The water was fetched from ponds nearby. The bravest ones would go all the way to the river. Regardless, the water was filled with bacteria.
“We were sick all the time. The children had diarrhoea, the adults had diarrhoea” she says while stroking her belly in circles.
“We were all sick,” Angelina Nyakuma says. She also lives in sector one, the oldest part of the PoC. “And soon, I got pregnant.”
The situation was critical. Thousands of people living in a congested area without access to safe water is like begging for disease outbreaks. UNICEF, with support from the Government of Japan, decided to drill for water, and this became the first water point inside the Bentiu PoC.
March 2020: The generator is growling underneath an iron sheet roof, giving life to the water pumps. From the drilling hole, which is covered by a cement slab, the water is purified before it is pumped up to a tall water tower. From here, gravity is pushing the water to the communities with such a force that Albert Einstein would be proud. One school, one health facility and nine water kiosks benefit from the water point, including block 8.
“I need water for drinking, cooking and cleaning. I have seven kids remember, keeping them clean is no easy feat,” Awisof chuckles. “Imagine living with a newborn and no water,” Angelina adds after filling her two jerrycans. She normally fetches two every morning and two later in the evening.

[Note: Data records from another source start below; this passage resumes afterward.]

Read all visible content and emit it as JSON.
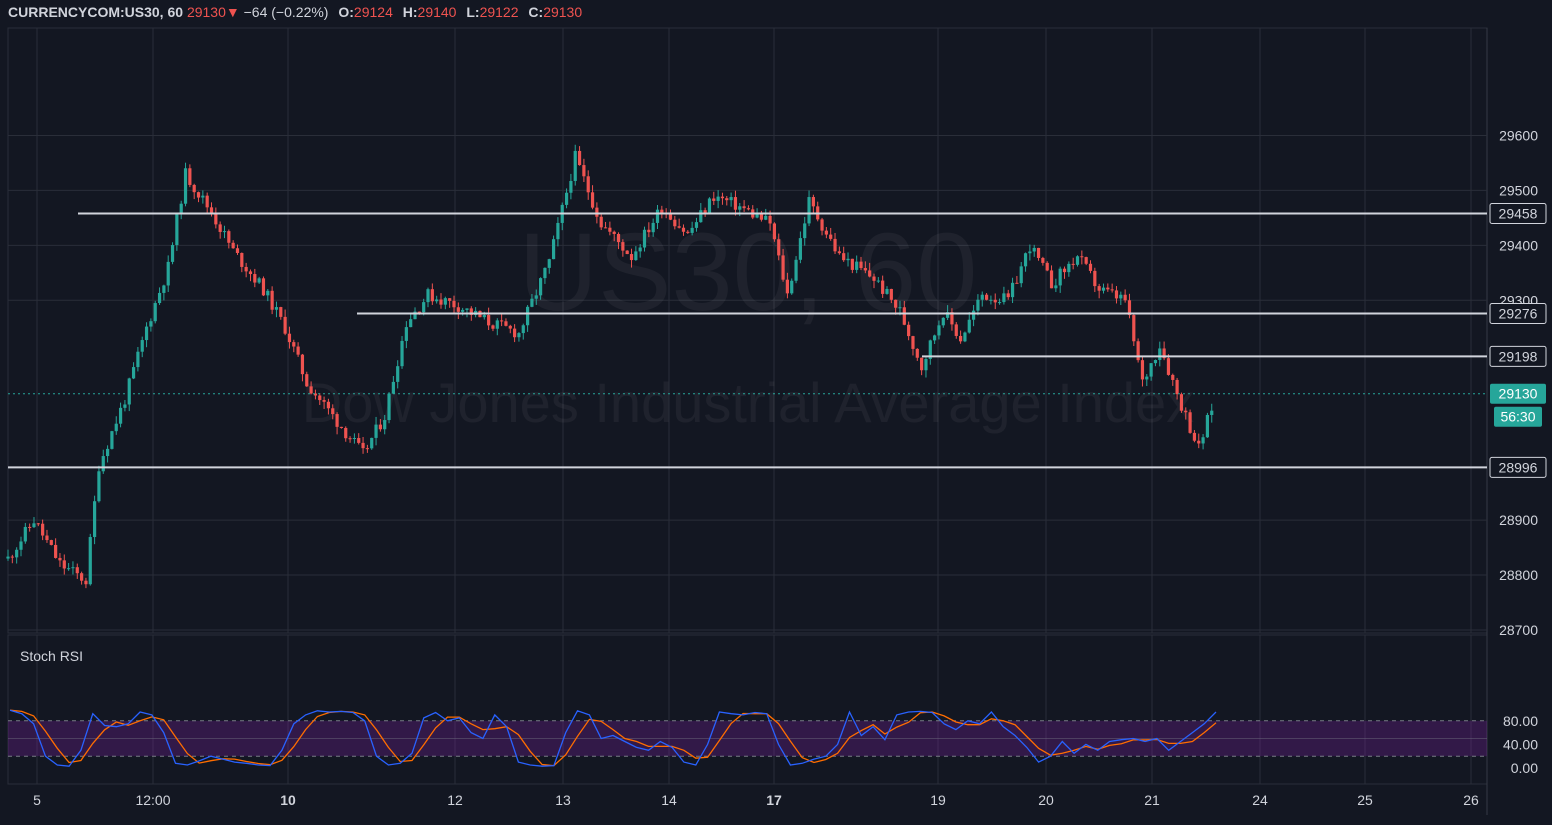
{
  "header": {
    "symbol": "CURRENCYCOM:US30, 60",
    "last": "29130",
    "change_arrow": "▼",
    "change": "−64 (−0.22%)",
    "o_label": "O:",
    "o_value": "29124",
    "h_label": "H:",
    "h_value": "29140",
    "l_label": "L:",
    "l_value": "29122",
    "c_label": "C:",
    "c_value": "29130"
  },
  "watermark": {
    "line1": "US30, 60",
    "line2": "Dow Jones Industrial Average Index"
  },
  "colors": {
    "background": "#131722",
    "grid": "#2a2e39",
    "up": "#26a69a",
    "down": "#ef5350",
    "hline": "#d1d4dc",
    "rsi_k": "#2962ff",
    "rsi_d": "#ff6d00",
    "rsi_band": "#7b1fa2",
    "price_label": "#26a69a"
  },
  "chart_data": [
    {
      "type": "candlestick",
      "title": "CURRENCYCOM:US30, 60",
      "x_ticks": [
        "5",
        "12:00",
        "10",
        "12",
        "13",
        "14",
        "17",
        "19",
        "20",
        "21",
        "24",
        "25",
        "26"
      ],
      "y_ticks": [
        "29600",
        "29500",
        "29400",
        "29300",
        "28900",
        "28800",
        "28700"
      ],
      "ylim": [
        28695,
        29700
      ],
      "horizontal_levels": [
        "29458",
        "29276",
        "29198",
        "28996"
      ],
      "last_price": "29130",
      "countdown": "56:30",
      "path": [
        [
          0,
          28830
        ],
        [
          0.3,
          28900
        ],
        [
          0.6,
          28820
        ],
        [
          0.9,
          28790
        ],
        [
          1.05,
          29000
        ],
        [
          1.35,
          29120
        ],
        [
          1.6,
          29250
        ],
        [
          1.85,
          29360
        ],
        [
          2.05,
          29530
        ],
        [
          2.35,
          29460
        ],
        [
          2.6,
          29390
        ],
        [
          2.95,
          29320
        ],
        [
          3.2,
          29250
        ],
        [
          3.45,
          29150
        ],
        [
          3.65,
          29110
        ],
        [
          3.9,
          29060
        ],
        [
          4.1,
          29020
        ],
        [
          4.35,
          29090
        ],
        [
          4.6,
          29260
        ],
        [
          4.85,
          29310
        ],
        [
          5.2,
          29290
        ],
        [
          5.55,
          29260
        ],
        [
          5.9,
          29240
        ],
        [
          6.25,
          29370
        ],
        [
          6.55,
          29560
        ],
        [
          6.85,
          29440
        ],
        [
          7.2,
          29380
        ],
        [
          7.55,
          29470
        ],
        [
          7.85,
          29420
        ],
        [
          8.15,
          29490
        ],
        [
          8.45,
          29470
        ],
        [
          8.8,
          29440
        ],
        [
          9.0,
          29310
        ],
        [
          9.25,
          29480
        ],
        [
          9.6,
          29380
        ],
        [
          10.0,
          29340
        ],
        [
          10.3,
          29280
        ],
        [
          10.55,
          29180
        ],
        [
          10.8,
          29280
        ],
        [
          11.0,
          29230
        ],
        [
          11.25,
          29310
        ],
        [
          11.55,
          29300
        ],
        [
          11.8,
          29400
        ],
        [
          12.05,
          29330
        ],
        [
          12.35,
          29380
        ],
        [
          12.6,
          29320
        ],
        [
          12.9,
          29300
        ],
        [
          13.1,
          29150
        ],
        [
          13.3,
          29220
        ],
        [
          13.5,
          29130
        ],
        [
          13.75,
          29030
        ],
        [
          13.95,
          29130
        ]
      ],
      "indicator": {
        "name": "Stoch RSI",
        "y_ticks": [
          "80.00",
          "40.00",
          "0.00"
        ],
        "upper_band": 80,
        "lower_band": 20,
        "k": [
          98,
          92,
          75,
          20,
          5,
          3,
          30,
          92,
          72,
          70,
          75,
          95,
          90,
          60,
          8,
          5,
          12,
          20,
          15,
          10,
          8,
          5,
          4,
          30,
          75,
          90,
          97,
          95,
          96,
          94,
          80,
          20,
          5,
          8,
          25,
          85,
          94,
          80,
          85,
          60,
          50,
          90,
          70,
          10,
          5,
          3,
          4,
          60,
          97,
          90,
          50,
          55,
          45,
          35,
          30,
          45,
          35,
          10,
          5,
          40,
          95,
          92,
          90,
          94,
          92,
          40,
          5,
          8,
          15,
          20,
          40,
          95,
          55,
          70,
          48,
          90,
          95,
          96,
          94,
          75,
          65,
          80,
          75,
          95,
          70,
          55,
          35,
          10,
          20,
          45,
          25,
          40,
          30,
          45,
          48,
          50,
          45,
          50,
          30,
          45,
          60,
          75,
          95
        ]
      }
    }
  ]
}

“We are now ok, we don’t see diseases such as diarrhoea that often anymore,” Nyalel Jor, a mother of three says. “The only issue is that sometimes there is not enough, and we have to stand in line to fetch water,” she adds. “Yes, but that has turned this water kiosk to the grapevine in block 8, this is where you get all the news,” Awisof laughs.
The Government of Japan has kept supporting the UNICEF water programme in Unity by providing funding for the necessary chemicals and fuel for the generator. Six years after it was established, it is still quenching people’s thirst in the dirty heat and keeping children in the PoC healthy.